La encontraron sin vida, tendida en el pasto, cubierta con cartones. La joven —identificada como Drucila N., de 25 años, conocida artísticamente como Coral— fue asesinada con un disparo en la cabeza. Luego, abandonada en un terreno baldío del barrio La Expiración, en Zimatlán de Álvarez, Oaxaca.
El hallazgo se produjo el domingo por la tarde, alrededor de las 14:30 horas, en la privada de Chicuila. Una zona despoblada a espaldas del polideportivo local. Fueron vecinos quienes alertaron a las autoridades tras descubrir el cuerpo.
UNA ESCENA SILENCIOSA, UNA EJECUCIÓN SIN TESTIGOS
Al llegar, elementos de la policía municipal y paramédicos confirmaron la muerte de la joven. Vestía short de mezclilla, blusa blanca con vivos rojos y tenis blancos. Por el estado del cuerpo, se presume que el crimen ocurrió durante la madrugada, en un momento del día en que casi nadie transita por la zona.
La Fiscalía realizó diligencias en el lugar con personal del área de género. Quienes corroboraron que Drucila presentaba un impacto de arma de fuego en la cabeza. Se llevó a cabo una búsqueda en el pasto en busca de casquillos u otros indicios.
TRABAJABA COMO MESERA EN UN BAR DE LA ZONA
A unos 500 metros del lugar del hallazgo se localiza el bar La Mariposa, donde Coral trabajaba como mesera desde hacía algunos meses. Hasta ese lugar se trasladó una mujer que se identificó como dueña del establecimiento. Quien reconoció a la víctima como su empleada.

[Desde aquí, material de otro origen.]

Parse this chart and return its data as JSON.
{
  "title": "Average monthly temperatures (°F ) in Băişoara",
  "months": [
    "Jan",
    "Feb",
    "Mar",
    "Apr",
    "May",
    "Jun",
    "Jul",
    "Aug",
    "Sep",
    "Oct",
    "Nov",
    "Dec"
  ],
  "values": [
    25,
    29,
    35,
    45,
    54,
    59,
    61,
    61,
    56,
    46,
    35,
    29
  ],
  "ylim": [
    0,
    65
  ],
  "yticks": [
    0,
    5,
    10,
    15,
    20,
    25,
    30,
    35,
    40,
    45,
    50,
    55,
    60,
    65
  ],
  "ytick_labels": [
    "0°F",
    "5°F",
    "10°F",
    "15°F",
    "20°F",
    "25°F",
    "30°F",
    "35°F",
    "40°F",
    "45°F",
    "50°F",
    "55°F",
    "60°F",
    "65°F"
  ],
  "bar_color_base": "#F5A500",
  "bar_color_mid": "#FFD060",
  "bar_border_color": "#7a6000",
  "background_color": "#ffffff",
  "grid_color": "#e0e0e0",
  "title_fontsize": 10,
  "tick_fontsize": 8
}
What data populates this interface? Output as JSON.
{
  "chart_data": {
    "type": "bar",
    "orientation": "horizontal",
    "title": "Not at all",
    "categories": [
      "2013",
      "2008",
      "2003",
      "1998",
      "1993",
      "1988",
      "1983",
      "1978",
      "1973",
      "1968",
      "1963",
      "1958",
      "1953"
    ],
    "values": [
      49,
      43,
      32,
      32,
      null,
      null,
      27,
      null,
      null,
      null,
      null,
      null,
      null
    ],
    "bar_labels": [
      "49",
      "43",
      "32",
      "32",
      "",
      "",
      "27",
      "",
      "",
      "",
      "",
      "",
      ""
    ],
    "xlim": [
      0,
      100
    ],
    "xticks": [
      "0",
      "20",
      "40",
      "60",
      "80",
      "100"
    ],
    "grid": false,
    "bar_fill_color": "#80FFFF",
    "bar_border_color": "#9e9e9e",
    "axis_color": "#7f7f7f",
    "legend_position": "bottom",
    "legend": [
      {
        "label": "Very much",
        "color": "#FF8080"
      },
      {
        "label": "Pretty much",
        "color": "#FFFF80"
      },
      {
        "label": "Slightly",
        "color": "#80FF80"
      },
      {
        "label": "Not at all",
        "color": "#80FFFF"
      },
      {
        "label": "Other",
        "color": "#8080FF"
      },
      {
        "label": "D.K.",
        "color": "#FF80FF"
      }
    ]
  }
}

De acuerdo con los primeros informes, Coral ya habría salido del trabajo cuando fue atacada, pero las circunstancias exactas del crimen aún no están claras, ni se ha confirmado si existe una relación directa con su entorno laboral.
EL FEMINICIDIO COMO PARTE DEL PAISAJE
Este caso fue tipificado como feminicidio y se abrió una carpeta de investigación para tratar de dar con los responsables. Sin embargo, el crimen de Coral no es un hecho aislado: se suma a una larga lista de asesinatos de mujeres en Oaxaca, muchos de ellos sin resolver.
La saña, el abandono del cuerpo y la falta de testigos son elementos que se repiten una y otra vez en este tipo de crímenes. Donde la víctima es despojada no solo de la vida, sino también del derecho a la justicia y la memoria.
ENTORNOS DE ALTO RIESGO Y POCA PROTECCIÓN
Aunque no se ha establecido el móvil del crimen, su trabajo en un establecimiento nocturno pone sobre la mesa una realidad muchas veces ignorada: la vulnerabilidad de mujeres jóvenes que laboran en condiciones precarias, sin protección efectiva ni protocolos de seguridad.
Los entornos nocturnos, como bares o centros de entretenimiento, suelen carecer de regulaciones que garanticen seguridad, transporte seguro o mecanismos para reportar violencia o acoso, lo que deja a las trabajadoras expuestas a múltiples riesgos.
UN SISTEMA QUE SIGUE FALLANDO
Oaxaca continúa registrando altos índices de feminicidios, sin que exista una política clara, articulada y eficaz para prevenir estos crímenes. Las investigaciones avanzan lento, la impunidad se normaliza y la violencia de género se arraiga como un problema estructural.
Casos como el de Coral revelan una falla profunda en el sistema de protección, justicia y prevención, tanto para quienes enfrentan violencias cotidianas como para aquellas que terminan siendo víctimas de homicidios violentos.
QUE CORAL NO SEA UN NOMBRE MÁS
Coral tenía nombre, rostro y sueños. No fue una víctima más: fue una joven asesinada con violencia en una comunidad donde la vida de una mujer puede ser silenciada sin dejar rastro. Su muerte debe ser motivo de indignación, pero también de acción.
El feminicidio de Coral exige justicia, pero también memoria colectiva, políticas públicas eficaces y un compromiso real del Estado y la sociedad para garantizar que ninguna mujer más sea asesinada y olvidada.